2016 Projects

[1] Dr Donna MacCallum (University of Aberdeen) and Prof. Carol Munro (University of Aberdeen)

PhD Student: Dr Dora Corzo-Leon

Start date: 01 January 2016

Project Title: Investigating the influence of genotype and the cell surface on superficial mycoses and immunopathologies associated with fungal skin commensals.

 

Lay Summary:

Globally, fungal skin and nail infections affect around 1.7 million individuals at any one time. The economic burden of these infections is high; > $400 million per year in the US. Trichophyton rubrum is the major etiological agent of dermatophyte infections, causing ringworm, athletes’ foot and nail infections. These infections are becoming more common, linked to increased use of public sports facilities, occlusive footwear, increased incidence of diabetes mellitus and vascular disease and an increased ageing population.
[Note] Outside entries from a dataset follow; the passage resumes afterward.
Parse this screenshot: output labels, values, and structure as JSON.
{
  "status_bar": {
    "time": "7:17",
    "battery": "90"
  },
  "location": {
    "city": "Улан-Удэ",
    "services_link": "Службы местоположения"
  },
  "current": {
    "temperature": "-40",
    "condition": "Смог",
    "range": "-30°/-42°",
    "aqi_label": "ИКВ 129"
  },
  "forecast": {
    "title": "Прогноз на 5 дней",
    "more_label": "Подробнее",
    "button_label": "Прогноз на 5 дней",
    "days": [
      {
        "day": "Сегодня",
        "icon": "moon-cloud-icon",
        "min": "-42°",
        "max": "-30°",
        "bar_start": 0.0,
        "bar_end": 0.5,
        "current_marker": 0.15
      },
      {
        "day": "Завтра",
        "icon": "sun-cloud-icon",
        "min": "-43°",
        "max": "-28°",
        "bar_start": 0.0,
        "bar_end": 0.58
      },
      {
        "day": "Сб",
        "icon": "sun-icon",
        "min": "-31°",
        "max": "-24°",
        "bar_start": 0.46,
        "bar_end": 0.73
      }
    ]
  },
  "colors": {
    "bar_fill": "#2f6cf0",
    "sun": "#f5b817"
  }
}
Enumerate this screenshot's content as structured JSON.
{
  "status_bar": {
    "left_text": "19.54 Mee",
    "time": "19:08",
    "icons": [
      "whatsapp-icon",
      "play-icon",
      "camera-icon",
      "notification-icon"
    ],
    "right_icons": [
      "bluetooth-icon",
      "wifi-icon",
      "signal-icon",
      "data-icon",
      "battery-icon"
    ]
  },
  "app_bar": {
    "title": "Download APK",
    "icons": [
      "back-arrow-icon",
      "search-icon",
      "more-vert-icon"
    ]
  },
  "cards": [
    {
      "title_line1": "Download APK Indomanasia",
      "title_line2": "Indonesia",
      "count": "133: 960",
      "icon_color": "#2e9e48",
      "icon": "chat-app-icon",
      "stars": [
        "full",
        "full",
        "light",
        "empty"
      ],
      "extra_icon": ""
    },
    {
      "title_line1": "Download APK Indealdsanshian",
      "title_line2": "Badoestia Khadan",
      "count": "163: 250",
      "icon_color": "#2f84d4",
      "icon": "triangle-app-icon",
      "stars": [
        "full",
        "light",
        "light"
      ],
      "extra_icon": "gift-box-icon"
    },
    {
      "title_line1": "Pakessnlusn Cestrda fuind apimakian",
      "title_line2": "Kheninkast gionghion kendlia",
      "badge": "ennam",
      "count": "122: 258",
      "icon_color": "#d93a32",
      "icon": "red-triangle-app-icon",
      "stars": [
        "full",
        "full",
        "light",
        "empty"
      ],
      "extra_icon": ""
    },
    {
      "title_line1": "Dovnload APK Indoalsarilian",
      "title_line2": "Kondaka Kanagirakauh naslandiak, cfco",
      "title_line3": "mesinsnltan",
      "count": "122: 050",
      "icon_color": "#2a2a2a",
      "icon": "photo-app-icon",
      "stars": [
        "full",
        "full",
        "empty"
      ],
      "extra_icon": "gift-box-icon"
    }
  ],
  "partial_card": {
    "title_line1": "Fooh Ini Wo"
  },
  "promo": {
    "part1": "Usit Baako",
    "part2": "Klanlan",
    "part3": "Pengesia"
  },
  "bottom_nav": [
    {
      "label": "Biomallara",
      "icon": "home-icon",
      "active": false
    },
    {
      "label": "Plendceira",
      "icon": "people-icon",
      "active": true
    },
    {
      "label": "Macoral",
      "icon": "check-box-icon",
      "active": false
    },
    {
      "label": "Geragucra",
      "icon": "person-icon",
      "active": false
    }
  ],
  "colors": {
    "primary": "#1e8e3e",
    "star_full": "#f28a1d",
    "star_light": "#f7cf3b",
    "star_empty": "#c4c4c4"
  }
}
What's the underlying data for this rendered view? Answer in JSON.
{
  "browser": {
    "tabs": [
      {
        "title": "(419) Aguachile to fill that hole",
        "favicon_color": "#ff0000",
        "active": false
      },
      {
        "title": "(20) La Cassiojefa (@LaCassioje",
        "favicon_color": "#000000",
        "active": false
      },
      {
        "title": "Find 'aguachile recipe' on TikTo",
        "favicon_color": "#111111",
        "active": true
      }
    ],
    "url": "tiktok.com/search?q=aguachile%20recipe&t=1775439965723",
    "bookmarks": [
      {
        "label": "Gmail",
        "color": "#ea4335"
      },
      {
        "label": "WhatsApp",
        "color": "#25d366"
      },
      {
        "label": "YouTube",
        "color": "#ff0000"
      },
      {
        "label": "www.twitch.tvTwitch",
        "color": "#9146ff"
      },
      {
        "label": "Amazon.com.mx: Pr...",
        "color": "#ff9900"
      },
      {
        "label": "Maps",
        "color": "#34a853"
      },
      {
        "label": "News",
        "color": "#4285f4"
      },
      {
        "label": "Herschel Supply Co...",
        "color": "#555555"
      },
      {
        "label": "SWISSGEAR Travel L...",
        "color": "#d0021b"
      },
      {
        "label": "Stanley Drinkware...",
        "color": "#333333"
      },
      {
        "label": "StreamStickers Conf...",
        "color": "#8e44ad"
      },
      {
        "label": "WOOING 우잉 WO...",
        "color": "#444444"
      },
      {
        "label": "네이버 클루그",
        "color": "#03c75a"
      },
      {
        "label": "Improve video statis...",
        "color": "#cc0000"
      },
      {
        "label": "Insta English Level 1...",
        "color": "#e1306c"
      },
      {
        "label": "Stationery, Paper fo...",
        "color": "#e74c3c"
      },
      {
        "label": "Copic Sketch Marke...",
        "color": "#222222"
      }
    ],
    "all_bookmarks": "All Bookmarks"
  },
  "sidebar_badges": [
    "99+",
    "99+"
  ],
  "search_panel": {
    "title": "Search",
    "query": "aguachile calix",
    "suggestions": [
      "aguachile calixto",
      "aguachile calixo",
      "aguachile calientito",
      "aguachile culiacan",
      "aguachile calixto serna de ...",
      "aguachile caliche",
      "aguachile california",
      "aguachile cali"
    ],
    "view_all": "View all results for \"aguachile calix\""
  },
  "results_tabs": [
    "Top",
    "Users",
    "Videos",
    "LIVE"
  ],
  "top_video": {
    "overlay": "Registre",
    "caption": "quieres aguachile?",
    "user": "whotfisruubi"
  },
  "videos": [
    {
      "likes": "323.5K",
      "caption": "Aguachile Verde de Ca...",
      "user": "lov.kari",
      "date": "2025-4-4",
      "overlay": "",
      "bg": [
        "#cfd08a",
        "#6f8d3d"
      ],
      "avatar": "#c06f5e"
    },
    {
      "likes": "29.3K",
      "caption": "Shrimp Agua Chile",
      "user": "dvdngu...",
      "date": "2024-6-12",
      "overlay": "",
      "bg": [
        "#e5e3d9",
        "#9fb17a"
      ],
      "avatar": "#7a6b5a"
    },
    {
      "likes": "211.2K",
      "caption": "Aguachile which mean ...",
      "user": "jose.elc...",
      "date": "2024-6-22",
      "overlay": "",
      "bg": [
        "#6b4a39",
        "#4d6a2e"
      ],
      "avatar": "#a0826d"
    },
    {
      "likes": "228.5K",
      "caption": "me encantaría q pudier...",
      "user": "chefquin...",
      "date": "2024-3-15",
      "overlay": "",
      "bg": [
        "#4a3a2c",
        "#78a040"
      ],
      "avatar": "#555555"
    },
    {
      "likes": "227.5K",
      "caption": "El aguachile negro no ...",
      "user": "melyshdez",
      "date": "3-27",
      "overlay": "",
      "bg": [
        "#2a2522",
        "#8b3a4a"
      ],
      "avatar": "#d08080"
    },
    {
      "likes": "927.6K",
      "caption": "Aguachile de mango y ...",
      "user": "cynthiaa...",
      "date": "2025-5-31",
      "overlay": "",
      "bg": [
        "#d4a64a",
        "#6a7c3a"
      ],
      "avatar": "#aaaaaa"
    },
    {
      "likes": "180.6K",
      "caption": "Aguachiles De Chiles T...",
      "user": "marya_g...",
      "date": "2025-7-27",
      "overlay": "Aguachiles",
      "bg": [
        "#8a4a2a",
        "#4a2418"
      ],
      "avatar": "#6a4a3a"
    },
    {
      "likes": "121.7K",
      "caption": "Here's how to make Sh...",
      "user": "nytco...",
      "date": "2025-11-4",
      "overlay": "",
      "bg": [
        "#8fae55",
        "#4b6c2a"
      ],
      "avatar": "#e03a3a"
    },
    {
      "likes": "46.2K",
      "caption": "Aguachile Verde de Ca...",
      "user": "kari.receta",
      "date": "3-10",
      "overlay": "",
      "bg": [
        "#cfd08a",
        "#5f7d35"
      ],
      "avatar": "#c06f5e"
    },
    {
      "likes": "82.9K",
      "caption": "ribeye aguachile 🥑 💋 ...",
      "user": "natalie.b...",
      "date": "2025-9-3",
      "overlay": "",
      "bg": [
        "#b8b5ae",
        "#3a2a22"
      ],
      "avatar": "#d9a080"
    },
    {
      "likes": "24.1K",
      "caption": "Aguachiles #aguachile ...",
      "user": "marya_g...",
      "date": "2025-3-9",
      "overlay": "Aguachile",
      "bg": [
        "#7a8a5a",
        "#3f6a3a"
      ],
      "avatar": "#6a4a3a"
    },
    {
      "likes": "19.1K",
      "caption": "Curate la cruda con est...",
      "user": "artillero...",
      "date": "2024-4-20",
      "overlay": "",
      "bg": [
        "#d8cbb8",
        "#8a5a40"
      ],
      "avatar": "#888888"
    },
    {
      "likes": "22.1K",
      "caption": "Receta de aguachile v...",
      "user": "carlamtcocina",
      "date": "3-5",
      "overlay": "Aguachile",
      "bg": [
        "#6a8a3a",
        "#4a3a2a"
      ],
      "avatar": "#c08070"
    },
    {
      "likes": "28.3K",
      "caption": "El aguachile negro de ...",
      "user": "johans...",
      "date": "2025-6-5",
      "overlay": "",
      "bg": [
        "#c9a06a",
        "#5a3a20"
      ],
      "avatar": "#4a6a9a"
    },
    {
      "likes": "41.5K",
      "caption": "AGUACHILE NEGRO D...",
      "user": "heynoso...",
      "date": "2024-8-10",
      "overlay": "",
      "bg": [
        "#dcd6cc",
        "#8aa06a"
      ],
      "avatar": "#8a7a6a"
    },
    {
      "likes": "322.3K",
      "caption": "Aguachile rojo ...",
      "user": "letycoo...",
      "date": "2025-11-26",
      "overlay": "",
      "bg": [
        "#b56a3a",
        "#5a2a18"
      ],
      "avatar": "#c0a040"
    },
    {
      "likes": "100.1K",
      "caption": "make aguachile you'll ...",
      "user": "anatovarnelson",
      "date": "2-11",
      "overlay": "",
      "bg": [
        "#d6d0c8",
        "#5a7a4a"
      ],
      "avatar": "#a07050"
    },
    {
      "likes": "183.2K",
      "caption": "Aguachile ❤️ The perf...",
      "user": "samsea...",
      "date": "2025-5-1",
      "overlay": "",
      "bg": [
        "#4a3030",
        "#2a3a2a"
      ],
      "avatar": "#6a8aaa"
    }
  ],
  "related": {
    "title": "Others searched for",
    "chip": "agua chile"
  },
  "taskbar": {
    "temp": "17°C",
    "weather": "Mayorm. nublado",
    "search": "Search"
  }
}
Malassezia species are responsible for a number of common skin diseases in humans (and animals), including dandruff and the rash tinea versicolor caused by M. globosa and atopiceczema caused by M. sympodialis. However, these superficial infections have been largely ignored by the mycology research community.

 

 

[2] Dr Rebecca Hall (University of Birmingham), Megan Lenardon (University of Aberdeen) and Dr Donna MacCallum (University of Aberdeen)

PhD Student: Dr Pizga Kumwenda

Start date: 01 January 2016

Project Title: Environmental regulation of host-pathogen interactions

 

Lay Summary:

Candida albicans is a major opportunistic fungal pathogen of humans causing 75 million cases of vaginal candidiasis in otherwise healthy individuals and more than 150,000 deaths due to systemic disease in immune compromised patients each year. During such infections, C. albicans is exposed to a plethora of environmental signals that are specific to the niche it is infecting (i.e. temperature, pH, oxygen and nutrient availability, carbon dioxide and quorum sensing molecules). These environments are known to regulate fungal morphogenesis, yet the direct impact these environmental parameters have on the structure and composition of the fungal cell wall is largely unknown.